3. Réduction de l’impact environnemental
Les impacts environnementaux à réduire sont de plusieurs nature.
3.1. Réduction des gaz à effet de serre.
En améliorant le rendement ou la puissance d’une centrale hydraulique, on peut produire plus d’électricité d’origine hydraulique et réduire ainsi la production d’électricité à partir d’énergies fossiles et participer à la réduction globale des émissions de gaz à effets de serre.
3.2. Diminution des risques de pollution
Les avancées technologiques de ces dernières décennies offrent aujourd’hui des alternatives à la lubrification traditionnelle par huile et graisse minérales (lubrification à l’eau, par le biais d’huile biodégradable, douilles autolubrifiantes, etc.…). Les composants obsolètes d’une centrale, pouvant occasionner accidentellement des dégradations de l’environnement, peuvent ainsi être remplacés par des composants de technologies de dernière génération
3.3. Augmentation du taux de survie des poissons transitant par la turbine
Les poissons migrateurs peuvent être mis en danger lorsqu’ils doivent passer par la turbine pour retourner à la mer. La réhabilitation est une occasion d’améliorer leur taux de survie. Ainsi, les critères propres à l’écoulement peuvent être améliorés de même que certaines parois des passages hydrauliques pour minimiser les risques de blessures causés aux poissons et ainsi accroitre leur taux de survie.
3.4. Augmentation de l’oxygène dissous
Dans les zones climatiques chaudes, vers la fin de l’été, la prise d’eau des turbines peut s’alimenter d’une eau dépourvue en oxygène, ce qui est nuisible à la vie aquatique à l’aval du barrage.
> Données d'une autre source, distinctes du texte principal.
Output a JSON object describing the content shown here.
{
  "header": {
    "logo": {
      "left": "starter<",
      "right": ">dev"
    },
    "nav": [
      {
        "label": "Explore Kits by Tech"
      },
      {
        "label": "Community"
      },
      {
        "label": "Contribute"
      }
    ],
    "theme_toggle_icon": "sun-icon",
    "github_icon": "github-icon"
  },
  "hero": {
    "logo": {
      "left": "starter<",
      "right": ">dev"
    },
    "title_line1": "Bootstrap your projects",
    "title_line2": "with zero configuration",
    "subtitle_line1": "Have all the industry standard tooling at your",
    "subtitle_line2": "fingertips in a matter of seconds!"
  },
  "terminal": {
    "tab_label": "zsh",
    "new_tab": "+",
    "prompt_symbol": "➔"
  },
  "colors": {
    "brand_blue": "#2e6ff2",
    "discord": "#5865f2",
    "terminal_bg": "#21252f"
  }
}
On peut utiliser avantageusement l’effet venturi qu’on retrouve dans les roues de turbine pour aspirer de l’air à la pression atmosphérique et le mélanger à l’eau pour reconstituer ainsi une eau préservant la vie aquatique.
Conclusion
La réhabilitation est une étape importante dans la vie d’une centrale hydro-électrique. Elle permet moyennant un investissement limité de s’adapter aux nouvelles conditions d’exploitation tout en profitant des dernières avancées technologiques pour en améliorer la disponibilité, les rendements, la puissance, la robustesse et de l’adapter aux dernières exigences environnementales.
Dans un délai court par rapport à la création d’une nouvelle centrale, la réhabilitation permet d’augmenter la productivité de tout parc existant et vieillissant en améliorant la quantité d’énergie renouvelable qu’il délivre, en réduisant sa maintenance et optimisant son exploitation pour une très longue durée avec une action minime sur l’infrastructure installée et sur l’environnement.